Tobi Weiss is one of the few composers of game music who gives insight into his world on Instagram – and it is a world that’s multilayered, highly creative and well-thought-out. His expertise goes far beyond composing pretty melodies for games. With Tobi’s knowledge about all the techniques and possibilities to transform virtual worlds into music, he creates powerful elements for games.
„As a child and teenager, I played games a lot. That’s why I always had a connection to the gaming world”, tells Tobi Weiss. When he was 20 years old, he decided to turn his hobby into a profession. He didn’t become a game developer though but a composer for game music because music also was a fixture in his youth. After studying music production, there was a lot of learning-by-doing and he did gigs as a backliner for festivals as well as various mixing jobs for years. “The first seven or eight years were really difficult. By day I worked different jobs and at night I created music for non-budget video games projects with students or for short films. That’s when I applied all my theoretical knowledge. Just studying isn’t enough. When you choose this job, you have to be up for sitting your ass down and really do something.”
And Tobi did a lot: “Over the years I analyzed and recreated dozens of gaming soundtracks to understand how it works and what the composers were thinking. Today, in this special profession it’s the last USP to know more than anyone else in this area. All the other jobs that I did – and even still do from time to time – are very valuable to gain a lot of different experiences and to get more jobs. In this industry, it’s very common that things don’t happen directly but via connections. As soon as you get the chance, you have to deliver perfectly or at least as good as you can.” Tobi tells that with game music it’s not only about a great sound but also about understanding the techniques that can and should excite on an adaptive level.
Crucial guiding themes
Tobi starts out to develop a game soundtrack by writing a concept based on information such as artwork, colors, genre, level of difficulty, characters and background story. “Sure, it does work to just put strings playing staccato and a few drums on a fighting scene but a lot of potential gets lost this way – that’s the difficulty here. I don’t like to use instruments just because they sound cool. I really want them to make sense. For the concept, I think about which instrumentation works for this world and create instrumental guiding themes. From there I can probably establish musical guiding themes. In the past, I created a lot of crazy guiding themes but now I know that a simple one is enough most of the time, if you use it well – for example one that’s connected to the slow collapse of a world. I write down all of this, plus, a rough estimation of how many tracks are needed and which dynamic elements via layering and branching exist.” This concept is Tobi’s basis that helps to show the developers all the possibilities. “It’s a fallacy to think that game developers have notion of game music – most of the time, they don’t know about all the possibilities. Since music doesn’t sell games in the first place, it’s sadly not on top of the priority list. That’s why developers are spending 50 Euros on it and thereby throwing away huge potential.
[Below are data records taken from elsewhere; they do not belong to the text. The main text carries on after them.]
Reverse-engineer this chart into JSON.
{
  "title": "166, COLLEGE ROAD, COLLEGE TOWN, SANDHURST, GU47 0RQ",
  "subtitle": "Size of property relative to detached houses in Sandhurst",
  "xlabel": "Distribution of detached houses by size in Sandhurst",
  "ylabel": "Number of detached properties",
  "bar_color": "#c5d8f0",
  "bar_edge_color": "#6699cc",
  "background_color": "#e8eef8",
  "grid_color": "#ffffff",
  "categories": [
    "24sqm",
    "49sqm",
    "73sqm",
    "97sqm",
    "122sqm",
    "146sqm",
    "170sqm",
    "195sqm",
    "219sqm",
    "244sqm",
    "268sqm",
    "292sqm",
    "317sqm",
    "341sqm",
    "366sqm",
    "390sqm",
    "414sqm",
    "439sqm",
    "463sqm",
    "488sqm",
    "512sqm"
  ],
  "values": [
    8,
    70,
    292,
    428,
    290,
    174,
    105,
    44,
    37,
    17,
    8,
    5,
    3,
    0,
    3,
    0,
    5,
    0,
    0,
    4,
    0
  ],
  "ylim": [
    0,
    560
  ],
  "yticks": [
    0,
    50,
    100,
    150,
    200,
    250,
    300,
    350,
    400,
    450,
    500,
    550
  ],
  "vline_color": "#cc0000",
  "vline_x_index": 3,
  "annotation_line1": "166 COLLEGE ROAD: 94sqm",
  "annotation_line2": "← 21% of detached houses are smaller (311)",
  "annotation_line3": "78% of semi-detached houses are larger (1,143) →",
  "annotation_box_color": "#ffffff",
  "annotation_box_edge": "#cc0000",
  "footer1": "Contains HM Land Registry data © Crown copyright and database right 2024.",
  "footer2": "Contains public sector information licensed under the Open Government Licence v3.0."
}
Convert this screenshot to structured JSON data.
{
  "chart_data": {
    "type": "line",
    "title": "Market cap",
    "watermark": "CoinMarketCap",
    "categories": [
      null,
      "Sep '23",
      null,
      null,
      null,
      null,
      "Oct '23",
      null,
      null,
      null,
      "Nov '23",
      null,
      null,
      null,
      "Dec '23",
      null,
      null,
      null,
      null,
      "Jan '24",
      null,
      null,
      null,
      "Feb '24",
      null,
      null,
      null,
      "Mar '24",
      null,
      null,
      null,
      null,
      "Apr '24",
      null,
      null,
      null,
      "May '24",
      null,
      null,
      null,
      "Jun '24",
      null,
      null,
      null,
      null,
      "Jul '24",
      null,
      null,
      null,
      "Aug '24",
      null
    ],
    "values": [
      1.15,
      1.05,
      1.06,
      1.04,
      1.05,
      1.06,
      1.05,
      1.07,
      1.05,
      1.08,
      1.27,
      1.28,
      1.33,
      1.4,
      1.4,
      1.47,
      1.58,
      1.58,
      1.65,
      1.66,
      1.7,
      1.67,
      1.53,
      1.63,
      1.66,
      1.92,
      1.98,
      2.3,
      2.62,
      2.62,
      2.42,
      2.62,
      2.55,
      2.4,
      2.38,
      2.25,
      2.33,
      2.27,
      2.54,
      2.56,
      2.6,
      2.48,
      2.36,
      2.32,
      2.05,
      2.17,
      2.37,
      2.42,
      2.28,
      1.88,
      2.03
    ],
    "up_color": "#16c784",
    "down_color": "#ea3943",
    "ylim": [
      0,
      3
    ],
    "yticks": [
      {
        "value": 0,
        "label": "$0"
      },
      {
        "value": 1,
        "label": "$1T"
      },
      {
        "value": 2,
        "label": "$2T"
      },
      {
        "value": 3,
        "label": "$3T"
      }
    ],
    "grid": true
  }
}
Music keeps people playing because of its memorability. It also can be crucial for customer engagement and it enhances the immersive experience immensely.”
A lot works on an unconscious level with game music, says Tobi, and that this is a universal language. “The best elements of a game soundtrack do not stand out immediately, people like them without knowing exactly why. It should be avoided to place as much music as possible into the forefront of every scene because music should almost always play a supporting role that replaces silence – silence itself is a powerful tool that is hugely underestimated.”
Continuous cleaning
Tobi doesn’t only compose the music for games but mixes it as well. Although he enjoys creating music much more than mixing it, he doesn’t want to outsource this part. On one hand because he isn’t ready to leave this part of the process to others yet, and on the other hand because mixing is important for his creativity. Tobi explains: “I often work with a lot of instruments, especially in the middle of the process. I throw in a lot of ideas, thin out – and repeat this. While I am doing so, I want the music to already sound decent. I want a kind of rough mix to be able to judge better how it sounds in the end. By now, I go about it quite intuitively but in the past I had to take great care to not end up with a strange mush. I mainly work with coloring EQing, I do the surgical, cleaning EQing constantly along the way.”
Smart functions
The plug-ins by sonible are a fixture in Tobi’s mixing process that hardly ever needs a limiter, but an EQ and compressor. “When I create a new track, smart:EQ 3 is always part of it as a preset. Especially for my workflow, that requires a track to sound good on the way to the final product, it’s super practical. I can really save a lot of time with it and I like the interface of smart:EQ 3 a lot because it’s intuitive and the plug-in just suits my work approach.” The possibilities the smart functions open up are an absolute win for Tobi: “I would be quite dumb not to use the intelligent algorithms that are able to ease my workload and do the groundwork. For my way of working, it’s just ideal.”